Is there ever a week unscathed by tragedy? From losing the genius of Kate Spade to a Supreme Court that ruled against same-sex cakes to Trump’s continuously rancorous tweets embarrassing the America our grandparents worked and lived and died to shape, and that’s just the stuff of yesterday. That’s not even the abuse or despair or neglect or poverty or dead-ends so many Americans are facing this very minute every single day. Twice this week we tried to watch the evening news, but as the lead stories were homicide, actually there were two one night, we decided to pass. Sure I want to be informed, but I’d like to know about the good too. Like how some start-up was giving back to their community, or a couple on the verge of divorce thought maybe their two kids were worth another go and called a therapist for communication help or maybe someone decided to stop eating sugar and processed foods, and now a year later many of their ill-health issues are abated? Or how about the local high school students who stood in the doorway, greeting everyone who entered with a smile? All of this happens every day, over and over, in all of our communities, but it’s only a footnote that wraps up the news hour. Never the headliner. Never the grabber. Is it that we can’t get enough of drama? Even watching a tennis match the announcers slip in divisive tidbits about the players, as if their 106 mph service shot isn’t enough to hold our attention.
Thankfully I have a backyard. Hopefully you do too. Or a park. Or any space with a tree or two. Where the sky shines down and shows you some green all lit up with that gold. And you can breathe.

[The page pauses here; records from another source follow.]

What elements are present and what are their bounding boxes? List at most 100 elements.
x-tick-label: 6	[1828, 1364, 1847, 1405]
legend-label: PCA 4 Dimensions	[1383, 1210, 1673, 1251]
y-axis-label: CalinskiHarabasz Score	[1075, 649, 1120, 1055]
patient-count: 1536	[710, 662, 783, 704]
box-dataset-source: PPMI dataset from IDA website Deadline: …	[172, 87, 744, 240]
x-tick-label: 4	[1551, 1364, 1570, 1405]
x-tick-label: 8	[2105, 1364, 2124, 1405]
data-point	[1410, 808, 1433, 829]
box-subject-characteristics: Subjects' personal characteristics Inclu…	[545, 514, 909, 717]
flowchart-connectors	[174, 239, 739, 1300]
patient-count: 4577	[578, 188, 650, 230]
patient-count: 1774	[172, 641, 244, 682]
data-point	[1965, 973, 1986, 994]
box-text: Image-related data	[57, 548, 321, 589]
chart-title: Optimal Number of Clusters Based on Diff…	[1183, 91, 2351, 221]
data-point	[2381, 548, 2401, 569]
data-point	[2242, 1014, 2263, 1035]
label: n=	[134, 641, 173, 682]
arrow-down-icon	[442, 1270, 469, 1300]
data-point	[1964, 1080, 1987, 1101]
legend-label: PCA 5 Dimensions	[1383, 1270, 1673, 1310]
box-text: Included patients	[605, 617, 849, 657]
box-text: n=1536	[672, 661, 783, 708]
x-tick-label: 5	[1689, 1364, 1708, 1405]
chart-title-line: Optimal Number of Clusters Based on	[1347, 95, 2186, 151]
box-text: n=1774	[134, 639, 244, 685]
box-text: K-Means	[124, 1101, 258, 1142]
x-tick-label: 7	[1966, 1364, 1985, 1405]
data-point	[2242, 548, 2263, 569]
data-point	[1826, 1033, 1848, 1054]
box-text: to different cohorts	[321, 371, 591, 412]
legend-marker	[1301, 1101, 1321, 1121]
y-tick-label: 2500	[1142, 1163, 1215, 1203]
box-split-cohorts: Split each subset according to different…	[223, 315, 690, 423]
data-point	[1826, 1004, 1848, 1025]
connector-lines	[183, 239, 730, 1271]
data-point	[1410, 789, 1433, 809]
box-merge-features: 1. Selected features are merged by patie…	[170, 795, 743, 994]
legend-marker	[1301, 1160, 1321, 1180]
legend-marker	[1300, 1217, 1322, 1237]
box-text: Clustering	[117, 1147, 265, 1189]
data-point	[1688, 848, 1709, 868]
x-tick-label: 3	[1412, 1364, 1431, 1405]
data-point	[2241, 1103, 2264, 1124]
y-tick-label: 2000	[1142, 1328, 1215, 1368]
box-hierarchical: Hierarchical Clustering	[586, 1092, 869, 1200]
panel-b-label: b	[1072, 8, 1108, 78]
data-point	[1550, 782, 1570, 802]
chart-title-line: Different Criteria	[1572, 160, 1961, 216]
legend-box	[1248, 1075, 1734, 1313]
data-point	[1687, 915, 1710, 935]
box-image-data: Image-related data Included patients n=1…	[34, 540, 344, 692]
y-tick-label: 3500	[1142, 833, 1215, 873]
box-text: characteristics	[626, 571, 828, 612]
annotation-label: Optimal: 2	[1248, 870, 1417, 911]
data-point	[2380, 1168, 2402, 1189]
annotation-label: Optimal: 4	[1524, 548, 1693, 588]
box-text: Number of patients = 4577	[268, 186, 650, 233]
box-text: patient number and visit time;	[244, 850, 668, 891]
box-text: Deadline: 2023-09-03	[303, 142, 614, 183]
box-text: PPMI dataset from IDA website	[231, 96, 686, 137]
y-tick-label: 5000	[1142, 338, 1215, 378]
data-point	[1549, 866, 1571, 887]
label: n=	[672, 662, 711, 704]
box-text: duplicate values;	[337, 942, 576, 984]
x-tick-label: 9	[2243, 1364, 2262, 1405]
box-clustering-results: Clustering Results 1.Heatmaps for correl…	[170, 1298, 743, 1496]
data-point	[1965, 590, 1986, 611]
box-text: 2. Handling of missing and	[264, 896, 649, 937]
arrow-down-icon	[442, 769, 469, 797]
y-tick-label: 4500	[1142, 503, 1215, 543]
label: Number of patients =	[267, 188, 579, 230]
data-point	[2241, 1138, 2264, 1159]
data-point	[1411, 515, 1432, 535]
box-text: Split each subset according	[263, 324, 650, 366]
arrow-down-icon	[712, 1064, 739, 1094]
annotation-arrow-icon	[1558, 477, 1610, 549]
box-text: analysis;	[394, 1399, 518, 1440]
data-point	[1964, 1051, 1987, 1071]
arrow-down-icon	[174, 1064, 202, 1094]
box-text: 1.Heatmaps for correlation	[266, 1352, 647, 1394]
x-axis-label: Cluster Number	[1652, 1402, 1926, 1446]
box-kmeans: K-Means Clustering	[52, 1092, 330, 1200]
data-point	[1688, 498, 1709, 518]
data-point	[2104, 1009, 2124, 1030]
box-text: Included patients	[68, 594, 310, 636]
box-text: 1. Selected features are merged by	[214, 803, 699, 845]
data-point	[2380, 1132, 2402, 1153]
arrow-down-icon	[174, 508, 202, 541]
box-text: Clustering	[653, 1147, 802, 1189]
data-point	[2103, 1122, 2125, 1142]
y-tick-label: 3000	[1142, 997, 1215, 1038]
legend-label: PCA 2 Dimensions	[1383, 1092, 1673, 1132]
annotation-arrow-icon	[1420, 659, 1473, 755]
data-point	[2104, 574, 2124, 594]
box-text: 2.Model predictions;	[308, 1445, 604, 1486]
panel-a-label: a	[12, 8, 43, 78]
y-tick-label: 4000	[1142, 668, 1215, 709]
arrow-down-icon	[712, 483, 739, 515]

As June melts into July, and we settle into yet another new home, there is plenty to fracture and divide our time from our desire. There is unpacking and all those decisions of where to hang this mother’s portrait or that Bowie painting. There are boxes of cleaning supplies that look too much like work, so I vote to banish them to the cellar while she might actually want to use them. There’s me wandering on the front lawn in my bathrobe to catch the early light and getting sidetracked by raindrops on broad leaves instead of finding the lid to the pot still stuck in a box somewhere. Me wandering. Finally, I’d add. Stop the lists of to-do’s for a single moment and feel dewy grass.